August was a month with two faces, as the positive momentum from July continued, until the central bankers gathered in Jackson Hole halfway through the month. Optimism took a hit due to a comment from the Federal Reserve Chairman. And due to the rise in interest rates (to the level of June 2022).
“Our responsibility to ensure price stability is unconditional”. - Jerome Powell, Chairman Federal Reserve
The declining stock markets and the high inflation pressure of July (8.9%) in the eurozone caused a dent in confidence. The hope of fewer interest rate hikes from central banks in the near future has therefore vanished. Emerging markets, on the other hand, performed better than developed markets thanks to good market performance in Taiwan and India.

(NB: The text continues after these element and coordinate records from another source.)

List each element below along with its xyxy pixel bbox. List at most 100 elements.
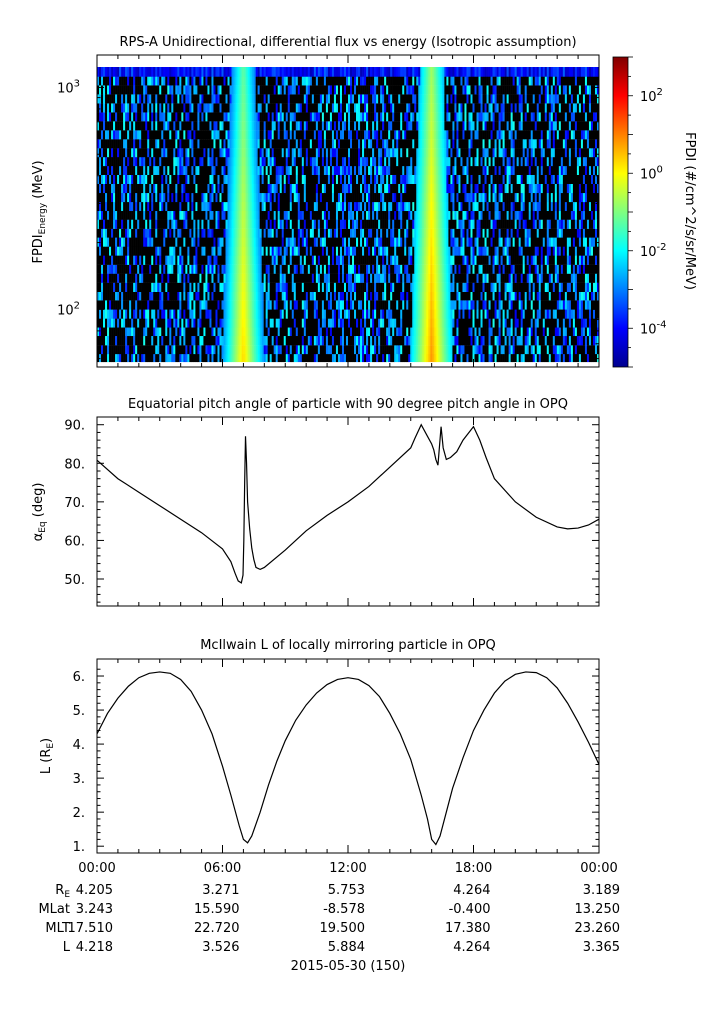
heatmap-cell [203,309,206,319]
heatmap-cell [165,264,168,274]
heatmap-cell [534,228,538,238]
heatmap-cell [237,345,240,355]
heatmap-cell [500,219,503,229]
heatmap-cell [454,183,457,194]
heatmap-cell [295,264,299,274]
heatmap-cell [468,228,471,238]
heatmap-cell [181,353,184,363]
heatmap-cell [518,309,521,319]
heatmap-cell [488,273,491,283]
heatmap-cell [105,353,108,363]
heatmap-cell [271,192,275,203]
heatmap-cell [432,345,435,355]
heatmap-cell [526,183,530,194]
heatmap-cell [542,219,546,229]
heatmap-cell [171,237,174,247]
heatmap-cell [189,255,192,265]
heatmap-cell [478,192,481,203]
heatmap-cell [448,219,451,229]
heatmap-cell [203,318,206,328]
heatmap-cell [289,327,293,337]
heatmap-cell [171,335,174,346]
heatmap-cell [504,327,507,337]
heatmap-cell [213,345,216,355]
heatmap-cell [406,264,409,274]
heatmap-cell [187,291,190,301]
heatmap-cell [179,335,182,346]
heatmap-cell [265,219,268,229]
heatmap-cell [227,219,230,229]
heatmap-cell [257,327,260,337]
heatmap-cell [345,201,349,212]
heatmap-cell [273,264,277,274]
heatmap-cell [147,255,150,265]
heatmap-cell [293,183,297,194]
heatmap-cell [211,282,214,292]
heatmap-cell [341,210,345,220]
heatmap-cell [149,201,152,212]
heatmap-cell [570,318,574,328]
heatmap-cell [173,282,176,292]
heatmap-cell [197,300,200,310]
heatmap-cell [251,327,254,337]
heatmap-cell [476,300,479,310]
heatmap-cell [259,345,262,355]
heatmap-cell [135,282,138,292]
heatmap-cell [360,183,363,194]
heatmap-cell [211,183,214,194]
heatmap-cell [229,345,232,355]
heatmap-cell [309,291,313,301]
heatmap-cell [241,291,244,301]
heatmap-cell [229,237,232,247]
heatmap-cell [275,201,279,212]
heatmap-cell [261,291,264,301]
heatmap-cell [518,300,521,310]
heatmap-cell [171,183,174,194]
heatmap-cell [576,183,580,194]
heatmap-cell [374,309,377,319]
heatmap-cell [187,255,190,265]
heatmap-cell [237,228,240,238]
heatmap-cell [404,282,407,292]
heatmap-cell [97,246,100,256]
heatmap-cell [354,273,357,283]
heatmap-cell [161,237,164,247]
heatmap-cell [420,327,423,337]
heatmap-cell [470,246,473,256]
heatmap-cell [327,183,331,194]
heatmap-cell [125,246,128,256]
heatmap-cell [494,327,497,337]
heatmap-cell [490,273,493,283]
heatmap-cell [436,228,439,238]
heatmap-cell [510,327,513,337]
heatmap-cell [205,282,208,292]
heatmap-cell [438,327,441,337]
heatmap-cell [207,291,210,301]
heatmap-cell [259,183,262,194]
heatmap-cell [243,273,246,283]
heatmap-cell [195,282,198,292]
heatmap-cell [554,264,558,274]
heatmap-cell [592,192,596,203]
heatmap-cell [293,201,297,212]
heatmap-cell [167,237,170,247]
heatmap-cell [259,237,262,247]
heatmap-cell [390,219,393,229]
heatmap-cell [462,237,465,247]
heatmap-cell [490,237,493,247]
heatmap-cell [422,237,425,247]
heatmap-cell [327,353,331,363]
heatmap-cell [382,219,385,229]
heatmap-cell [343,327,347,337]
heatmap-cell [536,345,540,355]
heatmap-cell [448,335,451,346]
heatmap-cell [245,335,248,346]
heatmap-cell [360,318,363,328]
heatmap-cell [267,246,270,256]
heatmap-cell [364,264,367,274]
heatmap-cell [209,335,212,346]
heatmap-cell [273,192,277,203]
heatmap-cell [169,345,172,355]
heatmap-cell [514,318,517,328]
heatmap-cell [358,353,361,363]
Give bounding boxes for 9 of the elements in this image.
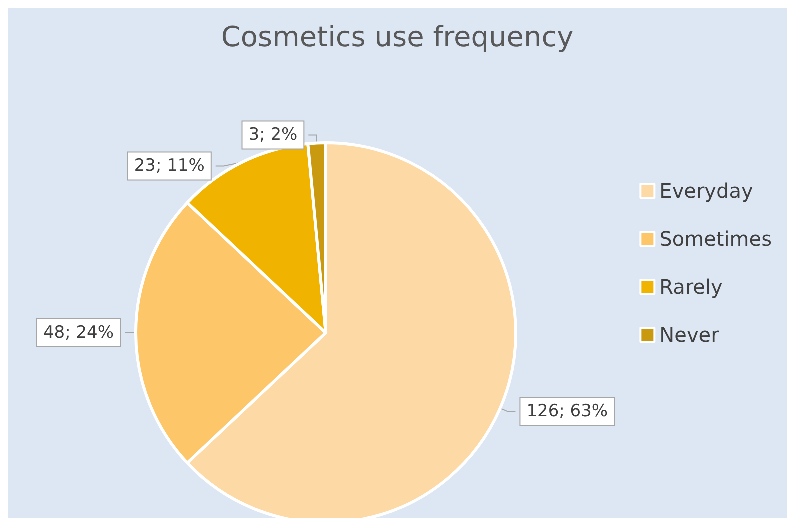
chart-title: Cosmetics use frequency bbox=[221, 20, 574, 54]
legend-label: Never bbox=[660, 323, 720, 347]
data-label: 23; 11% bbox=[134, 156, 205, 176]
data-label: 126; 63% bbox=[526, 402, 608, 422]
legend-label: Everyday bbox=[660, 179, 754, 203]
data-label: 3; 2% bbox=[248, 125, 298, 146]
data-label: 48; 24% bbox=[43, 323, 114, 343]
legend-label: Sometimes bbox=[660, 227, 772, 251]
legend-label: Rarely bbox=[660, 275, 724, 299]
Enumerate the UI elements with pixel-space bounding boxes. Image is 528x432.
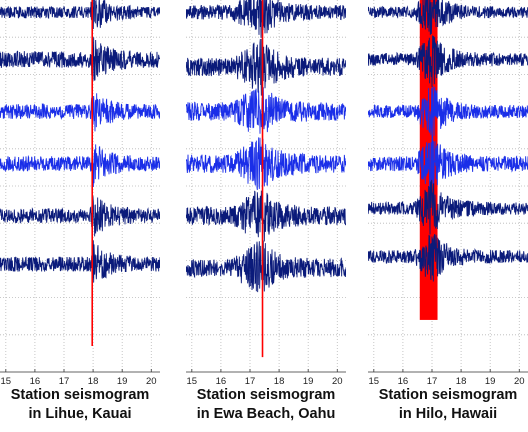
chart-title: Station seismogram bbox=[196, 387, 336, 403]
x-tick-label: 19 bbox=[303, 376, 314, 386]
x-tick-label: 17 bbox=[427, 376, 438, 386]
chart-title: Station seismogram bbox=[378, 387, 518, 403]
x-tick-label: 19 bbox=[117, 376, 128, 386]
seismogram-panel-ewa-beach: 15 16 17 18 19 20 Station seismogram in Ewa B… bbox=[186, 0, 346, 432]
seismogram-trace-4 bbox=[0, 144, 160, 188]
seismogram-trace-2 bbox=[186, 38, 346, 96]
seismogram-trace-4 bbox=[186, 137, 346, 191]
seismogram-chart-hilo: 15 16 17 18 19 20 bbox=[368, 0, 528, 386]
seismogram-panel-hilo: 15 16 17 18 19 20 Station seismogram in Hilo,… bbox=[368, 0, 528, 432]
x-tick-label: 17 bbox=[245, 376, 256, 386]
grid-lines bbox=[186, 0, 346, 372]
x-tick-label: 16 bbox=[30, 376, 41, 386]
chart-subtitle: in Ewa Beach, Oahu bbox=[196, 406, 336, 422]
seismogram-trace-5 bbox=[368, 179, 528, 235]
seismogram-chart-ewa-beach: 15 16 17 18 19 20 bbox=[186, 0, 346, 386]
seismogram-trace-2 bbox=[368, 35, 528, 87]
chart-caption: Station seismogram in Ewa Beach, Oahu bbox=[171, 386, 361, 424]
x-tick-label: 15 bbox=[1, 376, 12, 386]
seismogram-trace-6 bbox=[186, 240, 346, 293]
seismogram-trace-5 bbox=[0, 195, 160, 237]
x-tick-label: 19 bbox=[485, 376, 496, 386]
x-tick-label: 15 bbox=[187, 376, 198, 386]
seismogram-trace-6 bbox=[0, 240, 160, 283]
chart-caption: Station seismogram in Hilo, Hawaii bbox=[353, 386, 528, 424]
x-tick-label: 16 bbox=[398, 376, 409, 386]
seismogram-trace-2 bbox=[0, 37, 160, 81]
seismogram-trace-1 bbox=[186, 0, 346, 38]
seismogram-trace-3 bbox=[0, 93, 160, 132]
x-tick-label: 16 bbox=[216, 376, 227, 386]
x-tick-label: 20 bbox=[146, 376, 157, 386]
x-tick-label: 15 bbox=[369, 376, 380, 386]
seismogram-trace-4 bbox=[368, 135, 528, 190]
seismogram-trace-6 bbox=[368, 234, 528, 282]
x-tick-label: 20 bbox=[514, 376, 525, 386]
chart-caption: Station seismogram in Lihue, Kauai bbox=[0, 386, 175, 424]
seismogram-trace-3 bbox=[186, 87, 346, 134]
chart-subtitle: in Lihue, Kauai bbox=[28, 406, 132, 422]
x-tick-label: 18 bbox=[456, 376, 467, 386]
seismogram-trace-5 bbox=[186, 190, 346, 242]
x-tick-label: 18 bbox=[274, 376, 285, 386]
seismogram-trace-1 bbox=[368, 0, 528, 35]
x-tick-label: 17 bbox=[59, 376, 70, 386]
chart-title: Station seismogram bbox=[10, 387, 150, 403]
x-tick-label: 18 bbox=[88, 376, 99, 386]
seismogram-panel-lihue: 15 16 17 18 19 20 Station seismogram in Lihue… bbox=[0, 0, 160, 432]
seismogram-trace-3 bbox=[368, 86, 528, 136]
chart-subtitle: in Hilo, Hawaii bbox=[398, 406, 498, 422]
x-tick-label: 20 bbox=[332, 376, 343, 386]
seismogram-chart-lihue: 15 16 17 18 19 20 bbox=[0, 0, 160, 386]
seismogram-trace-1 bbox=[0, 0, 160, 29]
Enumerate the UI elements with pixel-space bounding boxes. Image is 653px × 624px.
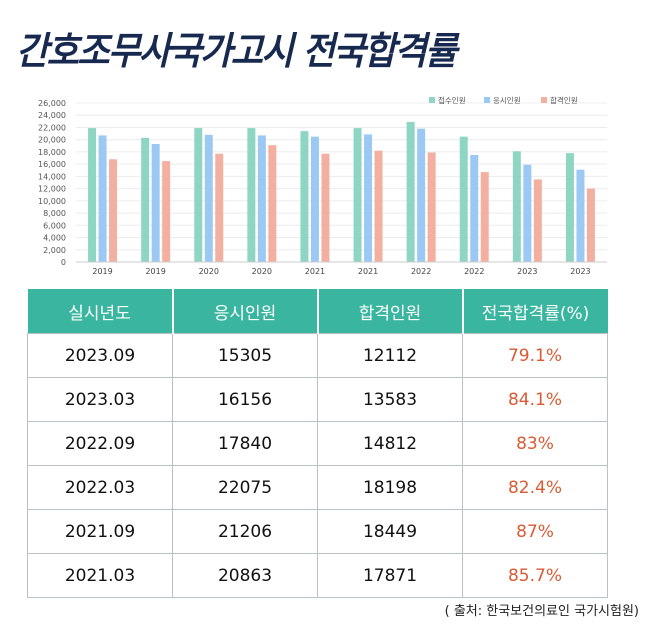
cell-passed: 18198 — [317, 465, 463, 510]
bar-2-4 — [321, 153, 330, 262]
bar-0-5 — [353, 128, 362, 262]
bar-2-3 — [268, 145, 277, 262]
y-tick-label: 20,000 — [38, 136, 66, 145]
table-row: 2021.09 21206 18449 87% — [27, 509, 608, 554]
x-tick-label: 2022 — [464, 267, 484, 276]
x-tick-label: 2023 — [570, 267, 590, 276]
y-tick-label: 4,000 — [43, 234, 66, 243]
bar-1-9 — [576, 169, 585, 262]
legend-swatch-2 — [541, 97, 547, 103]
y-tick-label: 2,000 — [43, 246, 66, 255]
bar-2-5 — [374, 150, 383, 262]
y-tick-label: 0 — [61, 258, 66, 267]
table-row: 2021.03 20863 17871 85.7% — [27, 553, 608, 598]
cell-pass-rate: 83% — [462, 421, 608, 466]
cell-passed: 14812 — [317, 421, 463, 466]
cell-passed: 18449 — [317, 509, 463, 554]
bar-2-0 — [109, 159, 118, 262]
x-tick-label: 2022 — [411, 267, 431, 276]
y-tick-label: 8,000 — [43, 209, 66, 218]
bar-1-2 — [204, 134, 213, 262]
cell-year: 2022.09 — [27, 421, 173, 466]
bar-0-3 — [247, 128, 256, 262]
column-header-passed: 합격인원 — [316, 289, 463, 334]
bar-1-7 — [470, 154, 479, 262]
column-header-year: 실시년도 — [27, 289, 173, 334]
bar-2-8 — [533, 179, 542, 262]
bar-0-2 — [194, 128, 203, 262]
column-header-applicants: 응시인원 — [171, 289, 318, 334]
table-row: 2023.09 15305 12112 79.1% — [27, 333, 608, 378]
y-tick-label: 26,000 — [38, 99, 66, 108]
cell-year: 2021.03 — [27, 553, 173, 598]
bar-1-5 — [364, 134, 373, 262]
bar-0-9 — [565, 153, 574, 262]
bar-0-0 — [88, 128, 97, 262]
cell-year: 2023.09 — [27, 333, 173, 378]
x-tick-label: 2019 — [145, 267, 165, 276]
y-tick-label: 18,000 — [38, 148, 66, 157]
results-table: 실시년도 응시인원 합격인원 전국합격률(%) 2023.09 15305 12… — [27, 289, 608, 598]
y-tick-label: 22,000 — [38, 123, 66, 132]
bar-0-4 — [300, 131, 309, 262]
y-tick-label: 10,000 — [38, 197, 66, 206]
x-tick-label: 2020 — [252, 267, 272, 276]
y-tick-label: 24,000 — [38, 111, 66, 120]
bar-1-8 — [523, 164, 532, 262]
column-header-pass-rate: 전국합격률(%) — [461, 289, 608, 334]
bar-2-7 — [480, 172, 489, 262]
y-tick-label: 14,000 — [38, 172, 66, 181]
bar-2-9 — [586, 188, 595, 262]
cell-pass-rate: 85.7% — [462, 553, 608, 598]
cell-applicants: 17840 — [172, 421, 318, 466]
cell-year: 2021.09 — [27, 509, 173, 554]
cell-pass-rate: 79.1% — [462, 333, 608, 378]
cell-year: 2022.03 — [27, 465, 173, 510]
legend-label-2: 합격인원 — [550, 95, 578, 105]
cell-pass-rate: 84.1% — [462, 377, 608, 422]
bar-0-7 — [459, 136, 468, 262]
bar-chart: 26,000 24,000 22,000 20,000 18,000 16,000 14,0… — [38, 95, 607, 276]
y-tick-label: 6,000 — [43, 221, 66, 230]
bar-0-6 — [406, 121, 415, 262]
table-row: 2022.09 17840 14812 83% — [27, 421, 608, 466]
legend-label-0: 접수인원 — [438, 95, 466, 105]
legend-label-1: 응시인원 — [493, 95, 521, 105]
bar-1-6 — [417, 128, 426, 262]
table-row: 2023.03 16156 13583 84.1% — [27, 377, 608, 422]
x-tick-label: 2023 — [517, 267, 537, 276]
bar-2-2 — [215, 153, 224, 262]
bar-1-1 — [151, 143, 160, 262]
cell-passed: 17871 — [317, 553, 463, 598]
y-tick-label: 16,000 — [38, 160, 66, 169]
legend-swatch-0 — [429, 97, 435, 103]
cell-passed: 12112 — [317, 333, 463, 378]
bar-1-0 — [98, 135, 107, 262]
cell-applicants: 22075 — [172, 465, 318, 510]
bar-0-1 — [141, 137, 150, 262]
legend-swatch-1 — [484, 97, 490, 103]
x-tick-label: 2019 — [92, 267, 112, 276]
y-tick-label: 12,000 — [38, 185, 66, 194]
bar-1-4 — [310, 136, 319, 262]
cell-year: 2023.03 — [27, 377, 173, 422]
bar-0-8 — [512, 151, 521, 262]
x-tick-label: 2021 — [358, 267, 378, 276]
table-row: 2022.03 22075 18198 82.4% — [27, 465, 608, 510]
table-header-row: 실시년도 응시인원 합격인원 전국합격률(%) — [27, 289, 608, 334]
bar-1-3 — [257, 135, 266, 262]
cell-passed: 13583 — [317, 377, 463, 422]
x-tick-label: 2020 — [199, 267, 219, 276]
bar-2-6 — [427, 152, 436, 262]
page-title: 간호조무사국가고시 전국합격률 — [16, 29, 457, 73]
source-note: ( 출처: 한국보건의료인 국가시험원) — [444, 604, 639, 619]
x-tick-label: 2021 — [305, 267, 325, 276]
cell-pass-rate: 82.4% — [462, 465, 608, 510]
cell-applicants: 15305 — [172, 333, 318, 378]
cell-applicants: 20863 — [172, 553, 318, 598]
bar-2-1 — [162, 161, 171, 262]
cell-applicants: 21206 — [172, 509, 318, 554]
cell-pass-rate: 87% — [462, 509, 608, 554]
cell-applicants: 16156 — [172, 377, 318, 422]
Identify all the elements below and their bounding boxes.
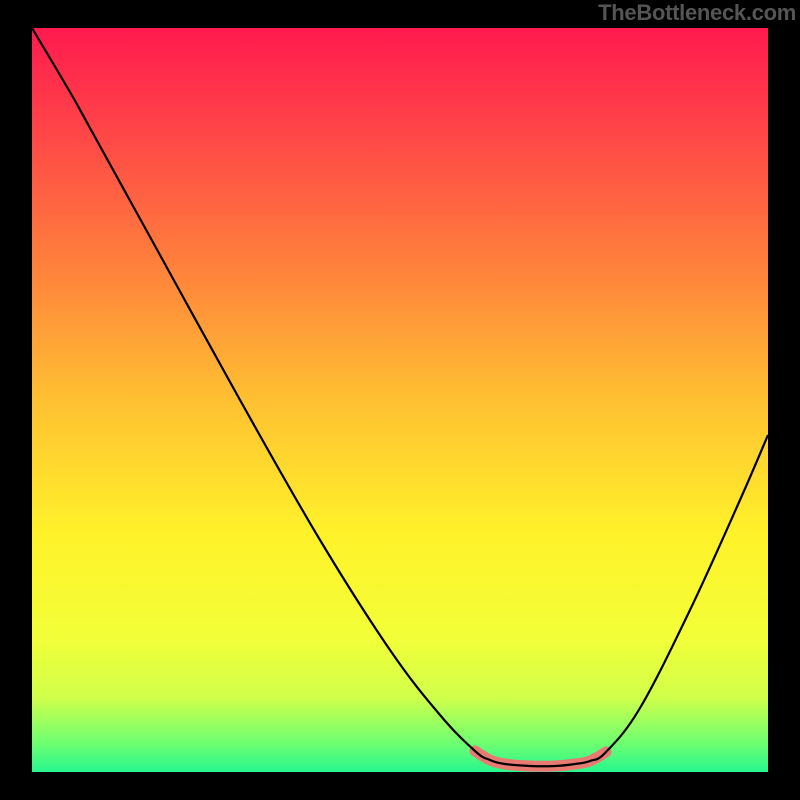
curve-layer (32, 28, 768, 772)
chart-root: TheBottleneck.com (0, 0, 800, 800)
bottleneck-curve (32, 28, 768, 766)
watermark-text: TheBottleneck.com (598, 0, 796, 26)
plot-area (32, 28, 768, 772)
bottleneck-highlight-segment (475, 751, 606, 766)
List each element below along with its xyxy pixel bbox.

Best fund performance in August 2022: Northern Trust Emerging Markets Custom ESG Equity Index Fund +1.02%
Stocks in developed countries started the month well, but the positive development was killed off in the second half of the month after comments from the Federal Reserve (FED). This was during the annual meeting attended by central bankers from all over the world. The FED indicated that curbing inflation is the top priority for the American central banks. To do this, they are even accepting some short-term pain in the markets.
The S&P 500 rose by 4% in the first half of the month but ended the month with -4.2% despite positive production and wage data. Shares in Europe also followed their American counterparts and the Stoxx 600 index recorded ~5% losses during the month. This is likely because the energy crisis continues to weaken the outlook in the second half of the year.
Shares in emerging markets performed better than their developed counterparts. They delivered a positive return (1%) during the month and were the best-performing funds thanks to good performance in markets such as Taiwan and India.
As one of the few economies, China lowers instead of raises interest rates. China aims to support growth with this after the extensive lockdowns that have damaged the economy.
The US and European 10-year yields rose sharply -to the level of June 2022- by 49 basis points in the US and 71 basis points in Germany. Thanks to the persistence of global central banks in controlling inflation with higher interest rates.
High-yield bonds and corporate bonds also recorded negative returns (respectively -0.88% and -4.5%) with the spread increasing during the month as the risk of a recession grew due to rising interest rates. After the ECB's interest rate hike (0.5%) last month, the money market yield continued to rise and closed the month positive.
- Any peaceful resolution of the war in Ukraine will be crucial to reducing market volatility.
- The meetings of the FED and the ECB are crucial in determining the future direction of the market.